What makes this case more intriguing is that Nishad further claims to not know the complainant. “I don’t even know the complainant. He was not even my patient or friend, or anything,” he says to which his advocate adds that the complainant was neither in the former’s friend list or was ever tagged by him.
Even though, the court immediately granted bail to Nishad, who was booked under the non-bailable Section 295 A (Deliberate and malicious acts, intended to outrage religious feelings of any class by insulting its religion or religious beliefs) of IPC, he and his lawyer are resolute to file a writ petition in the Bombay High Court.
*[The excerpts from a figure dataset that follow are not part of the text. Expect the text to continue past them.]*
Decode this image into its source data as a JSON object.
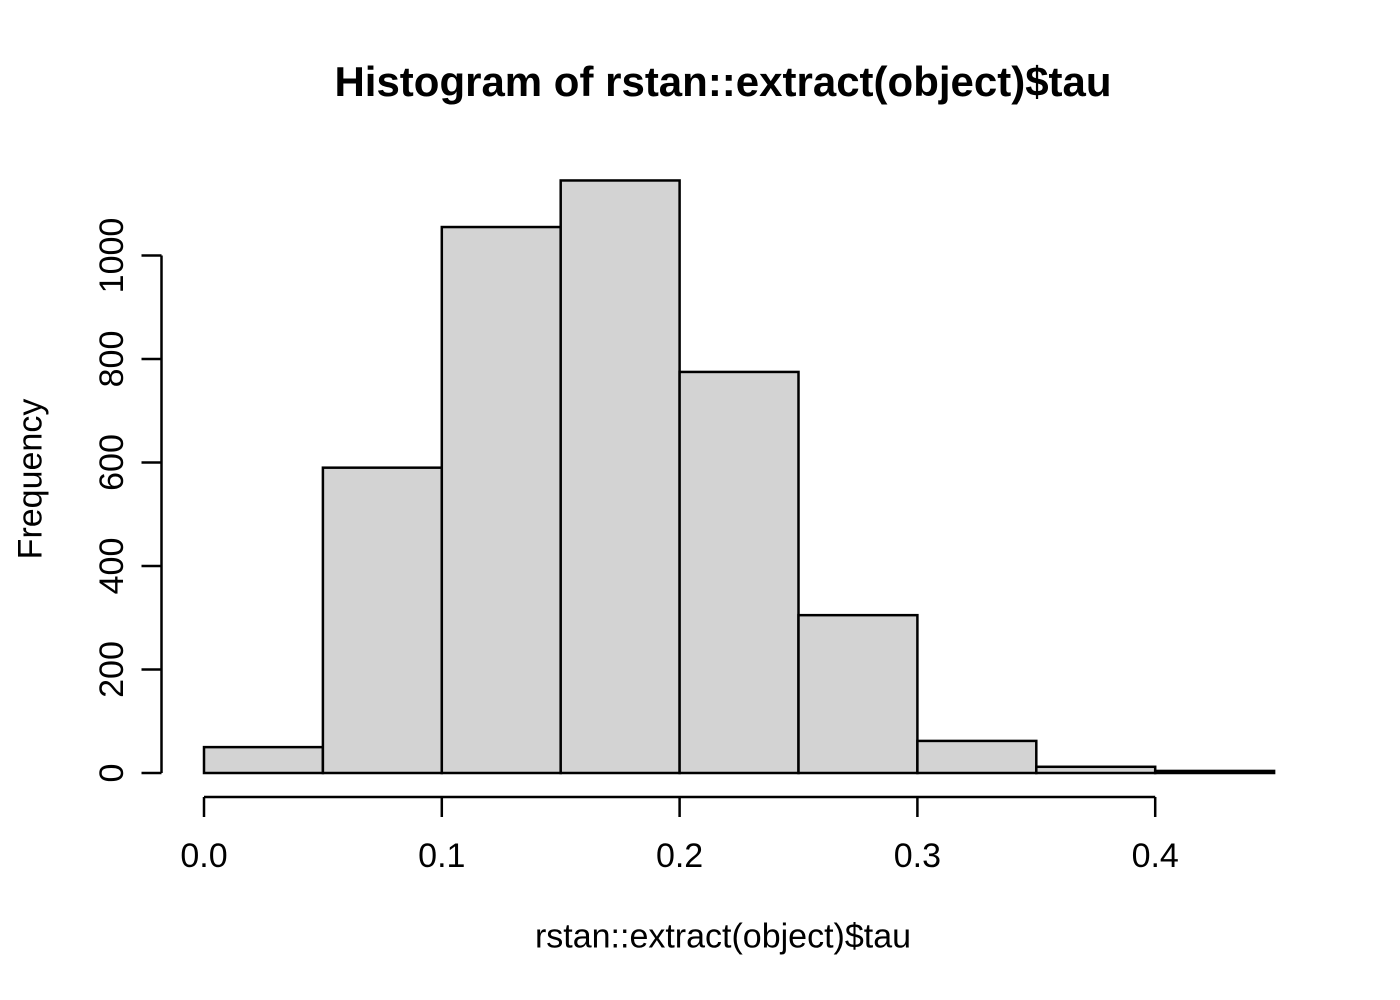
{
  "chart_data": {
    "type": "bar",
    "subtype": "histogram",
    "title": "Histogram of rstan::extract(object)$tau",
    "xlabel": "rstan::extract(object)$tau",
    "ylabel": "Frequency",
    "bin_edges": [
      0.0,
      0.05,
      0.1,
      0.15,
      0.2,
      0.25,
      0.3,
      0.35,
      0.4,
      0.45
    ],
    "counts": [
      50,
      590,
      1055,
      1145,
      775,
      305,
      62,
      12,
      4
    ],
    "x_ticks": [
      0.0,
      0.1,
      0.2,
      0.3,
      0.4
    ],
    "x_tick_labels": [
      "0.0",
      "0.1",
      "0.2",
      "0.3",
      "0.4"
    ],
    "y_ticks": [
      0,
      200,
      400,
      600,
      800,
      1000
    ],
    "y_tick_labels": [
      "0",
      "200",
      "400",
      "600",
      "800",
      "1000"
    ],
    "xlim": [
      0.0,
      0.45
    ],
    "ylim": [
      0,
      1150
    ],
    "grid": false,
    "legend": "none",
    "bar_fill": "#d3d3d3",
    "bar_border": "#000000",
    "axis_color": "#000000",
    "text_color": "#000000",
    "background": "#ffffff"
  }
}
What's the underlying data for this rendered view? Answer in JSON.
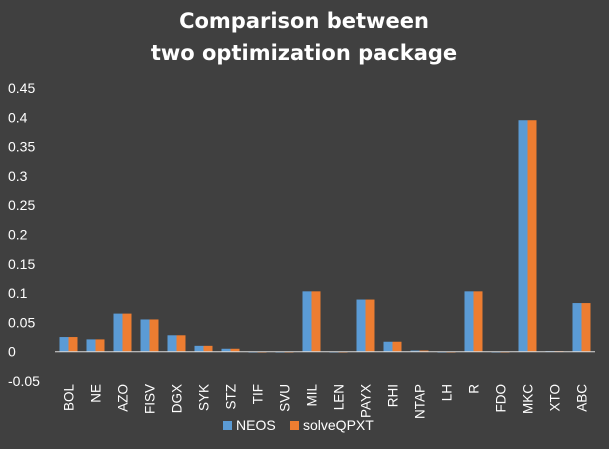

Advocate Pasi claims that even making a warrant-less arrest under Section 41 of the CRPC, the police were supposed to serve him a legal notice, which they did not. Further, they even did not seize the complainant’s phone. “We have decided to immediately get this FIR quashed, and we will be going to the Bombay High Court. We will file a writ petition against the police because the arrest was a violation of Article 19 of the Constitution that has given us the right to speech and expression,” concludes Advocate Pasi.